Big brain both literally and figuratively based on that etching.
The original "Tony Stark In a Cave"
Eratosthenes did it with a fucking stick .
But we are not Eratosthenes sir .
The accuracy he achieved and in that time period with the information available to him is frankly staggering. The degree of his error is slightly complicated by the stadion not being a historically exact figure, but his calculation showed the Earth to be 252,000 stadia in circumference. Accounting for the variability in the exact length of the stadia dependent on what definition was used in the calculation, that gives us in kilometers 39,060km on the lower end and 40,320km on the upper. The actual circumference of the Earth is 40,075km. This gives him an error range of between -2.4% and +0.8%.
He also didn't just use a stick but used extensive geographic charts to calculate the distance between the 2 cities where he measured the shadow. It was a monumental achievement and is shockingly accurate. I also believe this knowledge was lost to time and for quite a long time after we did not have any measurements even close to this accuracy.
Here is a picture visually demonstrating how he performed his calculation.
He was obviously employed by NASA. Don’t believe the round earth agenda!
Sheeple never stop to amaze me!
The ground that looks and feels flat is actually flat? Impossible!
A guy 2200 years ago measures how round earth is - with a straight stick? Sure sounds right!
/s
2 sticks
sticks and stones can cucumberference the big rock
Sagan did a bit on this.
isnt this the fucker who used units of stadia? The unit that we have no historical reference to? (at least one significant enough to be certain about it's actual referenced distance) Which means that we don't actually know how accurate it was?
I mean we do know the formula, se we know pretty well how accurate it was, since we can just use the same formula with meters and calculate it ourselves
"The simplified method works by considering two cities along the same meridian and measuring both the distance between them and the difference in angles of the shadows cast by the sun on a vertical rod (a gnomon) in each city at noon on the summer solstice. The two cities used were Alexandria and Syene (modern Aswan), and the distance between the cities was measured by professional bematists.[16] A geometric calculation reveals that the circumference of the Earth is the distance between the two cities divided by the difference in shadow angles expressed as a fraction of one turn. "

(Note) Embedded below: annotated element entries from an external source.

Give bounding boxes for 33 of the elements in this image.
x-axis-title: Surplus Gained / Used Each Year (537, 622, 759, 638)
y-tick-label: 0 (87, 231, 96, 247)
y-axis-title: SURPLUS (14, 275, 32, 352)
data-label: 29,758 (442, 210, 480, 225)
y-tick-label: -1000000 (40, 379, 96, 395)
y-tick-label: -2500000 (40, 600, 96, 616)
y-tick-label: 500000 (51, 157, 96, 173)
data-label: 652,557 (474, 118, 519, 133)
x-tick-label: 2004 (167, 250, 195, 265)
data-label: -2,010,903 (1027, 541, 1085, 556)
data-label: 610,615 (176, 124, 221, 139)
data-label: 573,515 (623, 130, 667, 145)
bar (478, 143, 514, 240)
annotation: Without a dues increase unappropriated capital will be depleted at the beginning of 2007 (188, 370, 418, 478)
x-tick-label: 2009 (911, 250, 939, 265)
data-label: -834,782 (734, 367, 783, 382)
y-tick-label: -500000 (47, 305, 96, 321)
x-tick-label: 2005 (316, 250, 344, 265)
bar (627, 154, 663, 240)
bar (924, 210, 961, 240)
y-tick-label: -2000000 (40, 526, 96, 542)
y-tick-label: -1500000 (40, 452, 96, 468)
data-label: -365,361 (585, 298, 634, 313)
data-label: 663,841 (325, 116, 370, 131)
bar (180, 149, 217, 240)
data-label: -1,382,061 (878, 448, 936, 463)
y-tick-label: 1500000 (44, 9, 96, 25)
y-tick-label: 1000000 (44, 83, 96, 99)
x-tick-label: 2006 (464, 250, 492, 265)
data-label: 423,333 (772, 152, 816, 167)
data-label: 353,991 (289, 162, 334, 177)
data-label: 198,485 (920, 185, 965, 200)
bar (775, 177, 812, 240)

Sorta. The stade was based on the pous which varied. But not that much, and in ways that are often consistently documented. Around the time Eratosthenes was alive, give or take a couple hundred years, it was documented that 1 Roman mile = 8 stades, which gives us something to go of off. While there are other possible definitions, we do have one that we know is probably closest to whatever Eratosthenes used.
EDIT - the numbers regarding the error range in this source is likely inaccurate, but goes into the units issue
+/-20% error isn't terrible on a conversion. The fact that it's only 10% offset is crazy though.

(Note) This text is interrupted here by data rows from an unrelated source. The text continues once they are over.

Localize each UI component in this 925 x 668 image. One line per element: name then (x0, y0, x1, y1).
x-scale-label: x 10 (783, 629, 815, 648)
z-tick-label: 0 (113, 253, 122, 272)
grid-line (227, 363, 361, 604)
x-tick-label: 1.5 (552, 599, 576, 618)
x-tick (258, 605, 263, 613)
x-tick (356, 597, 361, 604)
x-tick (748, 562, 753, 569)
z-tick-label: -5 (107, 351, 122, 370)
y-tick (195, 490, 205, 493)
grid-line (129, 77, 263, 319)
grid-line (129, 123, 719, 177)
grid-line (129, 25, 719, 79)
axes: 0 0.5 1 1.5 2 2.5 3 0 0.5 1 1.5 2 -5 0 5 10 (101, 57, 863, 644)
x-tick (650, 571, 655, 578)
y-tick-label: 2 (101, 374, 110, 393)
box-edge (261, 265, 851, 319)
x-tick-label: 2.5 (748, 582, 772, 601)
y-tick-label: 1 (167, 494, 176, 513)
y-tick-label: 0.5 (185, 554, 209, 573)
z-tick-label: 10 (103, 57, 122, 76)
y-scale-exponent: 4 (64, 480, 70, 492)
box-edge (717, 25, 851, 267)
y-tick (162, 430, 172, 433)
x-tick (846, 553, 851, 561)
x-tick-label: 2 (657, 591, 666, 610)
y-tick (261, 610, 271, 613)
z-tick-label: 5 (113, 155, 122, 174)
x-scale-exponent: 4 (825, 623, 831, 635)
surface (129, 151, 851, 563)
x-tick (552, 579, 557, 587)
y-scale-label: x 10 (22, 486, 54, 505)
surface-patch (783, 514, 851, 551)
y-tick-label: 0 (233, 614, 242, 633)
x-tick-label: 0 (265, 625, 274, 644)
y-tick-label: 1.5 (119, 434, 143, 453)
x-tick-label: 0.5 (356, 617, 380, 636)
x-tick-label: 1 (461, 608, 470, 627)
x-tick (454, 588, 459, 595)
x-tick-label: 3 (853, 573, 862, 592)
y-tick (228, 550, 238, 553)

When I was a kid my teachers told me that Christopher Columbus discovered the earth was round and that before him everyone thought it was flat. When I was about ~13 I read a short biography of Eratosthenes and it blew my little mind.
THE PYRAMID ALIENS
There were also wells and a lot of walking involved.

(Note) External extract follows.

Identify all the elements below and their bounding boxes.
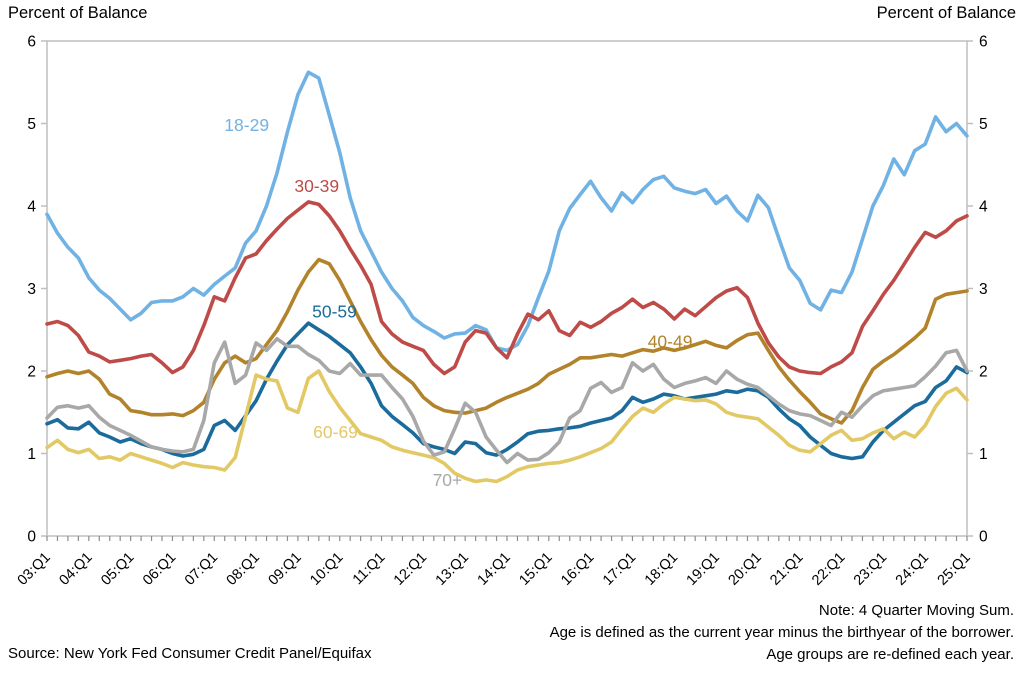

It was two sticks! Stop spreading misinformation here!
Two sticks and a gigantic globe of plasma shining near-parallel beams of light at every spot on the planet.
That was just kind of hanging around there, so why not use it?
Also a dude he paid to walk a few hundred miles.
Shit, I wanted to reproduce his experiment but I don't have one of those.
Now I wonder what "Aaaaakshually" sounds like in ancient Greek.
Smh my head, scientists still don't have stable fusion, when Erastosthenes was using it as a constant in his experiments.